The myriad of charges brought against an individual given evidence found on their social networking websites is the basis for Ira P. Robbin’s article “Writings on the Wall: The Need for an Author-Centric Approach to the Authentication of Social-Networking Evidence” published in Volume 13.1 of the Minnesota Journal of Law Science and Technology. Robbins begins by discussing the varying ways in which social networking websites have been used as evidence in personal injury and criminal matters. Specifically, Twitter, Facebook and Myspace postings have been deemed discoverable if relevant to the issue and admissible only if properly authenticated by the Federal Rules of Evidence. However, courts across the country have grappled with the evidentiary questions that are presented by social media. In some states, the court admitted the evidence given distinctive characteristics that created a nexus between the posting on the website and the owner of the account. In other states, the court found the proof of the nexus was lacking. Regardless, overall concerns of potential hackers or fictitious accounts created by a third-party posing as someone else create problems of authentication.

Robbins argues that the traditional Federal Rules of Evidence do not adapt well to evidence from social networking websites. Accordingly, Robbins proposes the courts adopt an author-centric authentication process that focuses on the author of the post and not just the owner of the account. Failing to adopt an authentication method for evidence obtained on social networking websites may create consequences that could harm the values and legitimacy of the judicial process. The ability to manipulate or fake a posting creates unreliable evidence that would not only undermine the ability of the fact-finder to determine its credibility but would also unfairly prejudice the party in which the evidence is presented against.

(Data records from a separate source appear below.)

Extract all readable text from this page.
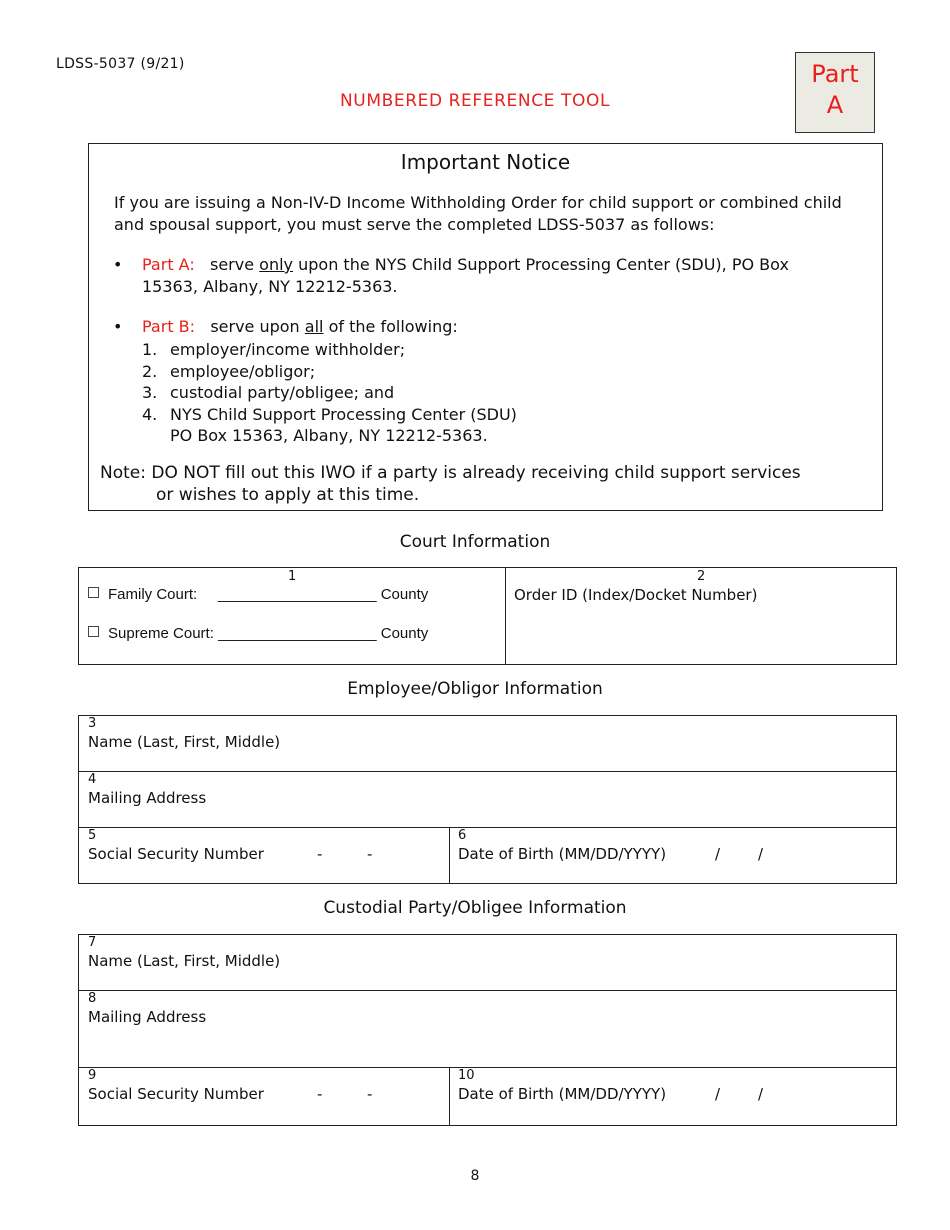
LDSS-5037 (9/21)
NUMBERED REFERENCE TOOL
Part
A
Important Notice
If you are issuing a Non-IV-D Income Withholding Order for child support or combined child and spousal support, you must serve the completed LDSS-5037 as follows:
• Part A: serve only upon the NYS Child Support Processing Center (SDU), PO Box 15363, Albany, NY 12212-5363.
• Part B: serve upon all of the following:
1. employer/income withholder;
2. employee/obligor;
3. custodial party/obligee; and
4. NYS Child Support Processing Center (SDU)
PO Box 15363, Albany, NY 12212-5363.
Note: DO NOT fill out this IWO if a party is already receiving child support services
or wishes to apply at this time.
Court Information
1
Family Court: ___________________ County
Supreme Court: ___________________ County
2
Order ID (Index/Docket Number)
Employee/Obligor Information
3
Name (Last, First, Middle)
4
Mailing Address
5
Social Security Number	-	-
6
Date of Birth (MM/DD/YYYY)	/	/
Custodial Party/Obligee Information
7
Name (Last, First, Middle)
8
Mailing Address
9
Social Security Number	-	-
10
Date of Birth (MM/DD/YYYY)	/	/
8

Technology is an area of law that is rapidly evolving and, as a result, has made some traditional laws antiquated. In order to keep pace with these changes, legislators and lawmakers must constantly reexamine traditional laws in order to promote and ensure fairness and accuracy in the judicial process. Robbins has raised an important issue regarding authentication of evidence in the technological world, but as it stands there is much work to be done as technological advances outpace the reformation of traditional laws that govern it.